Los Lobos is my favorite current band. I have seen them seven times and they always put on a great show. I don’t think they want to be identified strictly with “La Bamba” and sometimes they don’t play it. I don’t think they have ever tried just to be popular. They followed up “La Bamba” with an album of folk songs in Spanish which certainly didn’t build on the success of La Bamba. In 1993, I saw them at Hammerjack’s in Baltimore. It was a beautiful old industrial building with exposed brick interior walls that mostly had heavy metal bands. Los Lobos opened with five songs in Spanish which took guts on their part.

from the film

Covers: What Am I Living For

It’s so ironic that this Chuck Willis song was released right before he died. “What Am I Living For” was the B-side of “Hang Up My Rock and Roll Shoes” which I just posted about. It became the more popular of the two songs and appears to have many more covers. Taj Mahal, in three fine 1990s albums kept the memory of records by artists like Fats Domino Chuck Willis and T-Bone Walker alive. I like the Percy Sledge version, too. Sledge is mostly remembered for his first and biggest hit “When a Man Loves a Woman” but he made many other excellent records and was a great singer.

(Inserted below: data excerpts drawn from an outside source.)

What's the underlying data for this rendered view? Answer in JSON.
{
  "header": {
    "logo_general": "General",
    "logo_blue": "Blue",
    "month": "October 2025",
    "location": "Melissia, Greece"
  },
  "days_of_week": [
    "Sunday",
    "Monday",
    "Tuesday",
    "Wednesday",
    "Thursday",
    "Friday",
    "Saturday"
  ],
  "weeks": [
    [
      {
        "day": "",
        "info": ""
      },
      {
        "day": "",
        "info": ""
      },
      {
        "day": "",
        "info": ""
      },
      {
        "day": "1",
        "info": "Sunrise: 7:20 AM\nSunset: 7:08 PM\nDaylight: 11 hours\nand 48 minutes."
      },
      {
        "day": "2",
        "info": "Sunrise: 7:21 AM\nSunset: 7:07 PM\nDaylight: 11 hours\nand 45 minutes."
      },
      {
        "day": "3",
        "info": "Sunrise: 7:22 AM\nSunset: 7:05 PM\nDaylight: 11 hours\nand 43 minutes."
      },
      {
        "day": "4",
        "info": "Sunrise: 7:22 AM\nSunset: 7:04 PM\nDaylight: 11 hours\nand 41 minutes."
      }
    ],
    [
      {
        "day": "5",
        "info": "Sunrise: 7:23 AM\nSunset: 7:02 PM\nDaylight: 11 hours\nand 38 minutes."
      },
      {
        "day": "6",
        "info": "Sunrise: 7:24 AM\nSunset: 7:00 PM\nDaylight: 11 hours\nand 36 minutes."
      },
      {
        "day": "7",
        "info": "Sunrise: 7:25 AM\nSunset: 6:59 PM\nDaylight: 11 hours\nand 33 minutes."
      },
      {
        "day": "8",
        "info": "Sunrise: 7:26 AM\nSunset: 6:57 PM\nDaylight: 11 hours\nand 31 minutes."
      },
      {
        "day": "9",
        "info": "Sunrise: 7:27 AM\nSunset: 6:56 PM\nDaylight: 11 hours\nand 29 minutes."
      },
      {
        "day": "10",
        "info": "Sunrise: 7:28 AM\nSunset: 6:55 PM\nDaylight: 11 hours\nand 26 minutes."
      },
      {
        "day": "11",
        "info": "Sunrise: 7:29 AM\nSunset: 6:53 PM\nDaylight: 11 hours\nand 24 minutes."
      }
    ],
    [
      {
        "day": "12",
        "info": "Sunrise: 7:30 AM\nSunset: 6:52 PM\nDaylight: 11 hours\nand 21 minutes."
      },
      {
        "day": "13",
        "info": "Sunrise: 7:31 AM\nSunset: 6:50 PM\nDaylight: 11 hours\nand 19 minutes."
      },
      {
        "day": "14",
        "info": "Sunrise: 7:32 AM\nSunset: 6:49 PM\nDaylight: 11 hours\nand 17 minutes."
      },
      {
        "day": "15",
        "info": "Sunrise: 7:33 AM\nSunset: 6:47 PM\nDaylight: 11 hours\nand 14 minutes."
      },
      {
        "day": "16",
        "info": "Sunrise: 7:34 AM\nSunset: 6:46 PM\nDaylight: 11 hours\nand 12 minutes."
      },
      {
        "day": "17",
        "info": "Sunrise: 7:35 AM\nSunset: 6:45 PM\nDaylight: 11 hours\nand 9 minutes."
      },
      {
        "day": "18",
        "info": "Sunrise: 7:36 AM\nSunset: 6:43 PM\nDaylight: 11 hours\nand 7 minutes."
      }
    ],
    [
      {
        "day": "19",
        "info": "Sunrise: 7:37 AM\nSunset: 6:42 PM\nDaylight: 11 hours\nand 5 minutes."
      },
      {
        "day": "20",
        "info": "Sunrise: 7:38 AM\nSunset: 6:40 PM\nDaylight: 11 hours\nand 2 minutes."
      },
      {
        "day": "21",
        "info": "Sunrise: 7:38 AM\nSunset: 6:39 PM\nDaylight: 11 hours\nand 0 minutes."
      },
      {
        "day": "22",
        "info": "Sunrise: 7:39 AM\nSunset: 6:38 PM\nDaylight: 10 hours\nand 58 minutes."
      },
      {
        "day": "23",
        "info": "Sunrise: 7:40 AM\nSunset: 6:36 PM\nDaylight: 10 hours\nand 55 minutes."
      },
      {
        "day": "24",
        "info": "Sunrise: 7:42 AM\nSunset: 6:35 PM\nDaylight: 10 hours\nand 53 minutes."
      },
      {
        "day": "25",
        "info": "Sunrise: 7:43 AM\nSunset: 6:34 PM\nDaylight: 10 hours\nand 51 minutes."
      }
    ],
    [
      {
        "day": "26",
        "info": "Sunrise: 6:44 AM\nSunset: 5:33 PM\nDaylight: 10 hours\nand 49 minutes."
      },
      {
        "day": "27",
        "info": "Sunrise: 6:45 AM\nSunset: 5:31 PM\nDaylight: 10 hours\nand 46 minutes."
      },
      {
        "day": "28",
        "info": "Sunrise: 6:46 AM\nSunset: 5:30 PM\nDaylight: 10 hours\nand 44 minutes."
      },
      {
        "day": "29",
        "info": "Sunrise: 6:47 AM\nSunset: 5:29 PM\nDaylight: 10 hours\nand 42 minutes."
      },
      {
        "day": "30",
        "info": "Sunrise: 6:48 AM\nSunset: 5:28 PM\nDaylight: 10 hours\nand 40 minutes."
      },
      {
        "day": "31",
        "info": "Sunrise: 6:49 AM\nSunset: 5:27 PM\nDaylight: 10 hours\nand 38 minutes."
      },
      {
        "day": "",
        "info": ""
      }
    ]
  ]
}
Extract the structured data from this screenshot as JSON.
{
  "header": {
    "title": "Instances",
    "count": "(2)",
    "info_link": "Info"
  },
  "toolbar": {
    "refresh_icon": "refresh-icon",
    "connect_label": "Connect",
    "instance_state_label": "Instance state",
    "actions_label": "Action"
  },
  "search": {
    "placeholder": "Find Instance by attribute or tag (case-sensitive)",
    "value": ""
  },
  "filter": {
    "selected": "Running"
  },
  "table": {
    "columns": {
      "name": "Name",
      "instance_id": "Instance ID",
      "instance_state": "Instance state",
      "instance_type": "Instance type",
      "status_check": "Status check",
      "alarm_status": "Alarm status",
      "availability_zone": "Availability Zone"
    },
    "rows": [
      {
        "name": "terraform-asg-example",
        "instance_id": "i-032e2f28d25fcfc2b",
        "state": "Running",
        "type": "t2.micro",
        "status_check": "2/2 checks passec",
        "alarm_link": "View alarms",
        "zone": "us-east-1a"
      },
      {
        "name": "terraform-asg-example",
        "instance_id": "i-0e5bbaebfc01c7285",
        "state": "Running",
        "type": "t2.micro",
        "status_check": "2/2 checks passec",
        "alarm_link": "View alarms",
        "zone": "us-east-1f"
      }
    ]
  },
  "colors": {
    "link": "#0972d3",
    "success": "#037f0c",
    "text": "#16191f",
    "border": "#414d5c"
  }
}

There are country and R&B covers which is true for many songs.

Covers: Truck Drivin’ Man

“Truck Drivin’ Man” is a country song recorded and written by Terry Fell in 1954. There are lots of covers including a loud alt-country version by Uncle Tupelo from 1993. It’s a bonus cut on the expanded version of their album Anodyne. It was originally on the promo-only The Long Cut + Five Live EP. It was recorded at the Vic in Chicago.